A possible improvement
But the two major assumptions we've made (that the date and percentage completion are equally important; and that the total number of registrants depends linearly on the number of registrants at the current date and percentage completion) are strong assumptions that are almost certainly false.
So you might try to see if they are good enough - perhaps they are, perhaps they aren't. That's the nature of heuristics.

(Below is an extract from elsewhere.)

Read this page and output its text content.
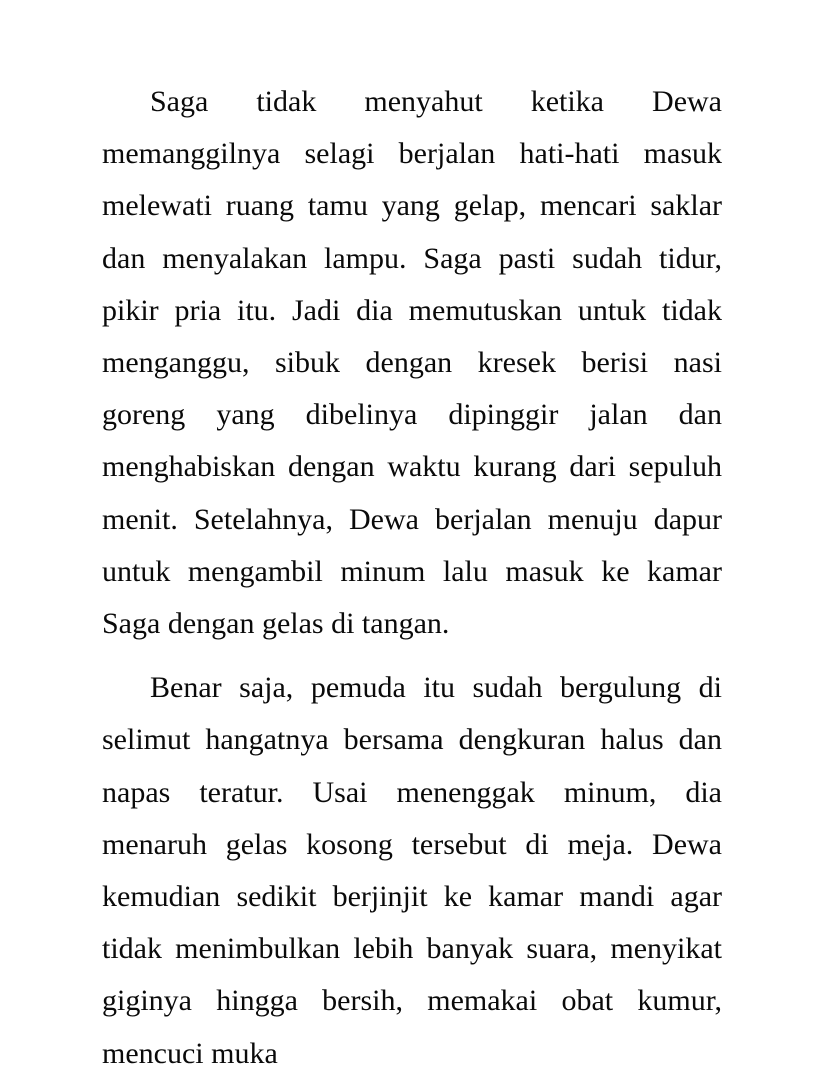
Saga tidak menyahut ketika Dewa memanggilnya selagi berjalan hati-hati masuk melewati ruang tamu yang gelap, mencari saklar dan menyalakan lampu. Saga pasti sudah tidur, pikir pria itu. Jadi dia memutuskan untuk tidak menganggu, sibuk dengan kresek berisi nasi goreng yang dibelinya dipinggir jalan dan menghabiskan dengan waktu kurang dari sepuluh menit. Setelahnya, Dewa berjalan menuju dapur untuk mengambil minum lalu masuk ke kamar Saga dengan gelas di tangan.

Benar saja, pemuda itu sudah bergulung di selimut hangatnya bersama dengkuran halus dan napas teratur. Usai menenggak minum, dia menaruh gelas kosong tersebut di meja. Dewa kemudian sedikit berjinjit ke kamar mandi agar tidak menimbulkan lebih banyak suara, menyikat giginya hingga bersih, memakai obat kumur, mencuci muka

One very natural way to try to improve this method is to toss the assumption that the date and the percentage completion are equally important, and instead weight their importance. So instead of comparing to the average
$$.5Lp + .5Ld,$$
you might compare to
$$w\cdot Lp + (1-w)Ld,$$
where $w$ is some weight between $0$ and $1$. If $w$ is larger, it means that you think the percentage completion is more important. If it's smaller, if means you think the date is more important. How do you find/choose $w$? One way is to sort of guess and check. You look at your previous years' data (hopefully you have more than one year) and you try different $w$. For example, you might try to "predict" last year's data from the data of two years ago with different weights, and see which one works best. A little spreadsheeting with your favorite spreadsheet (or any other number of more programmatic tools) makes this very easy, even though it might sound a bit daunting at first.
In summary
Yes, there is some sense to the math. No, it's not perfect. And there is one potential improvement suggested above.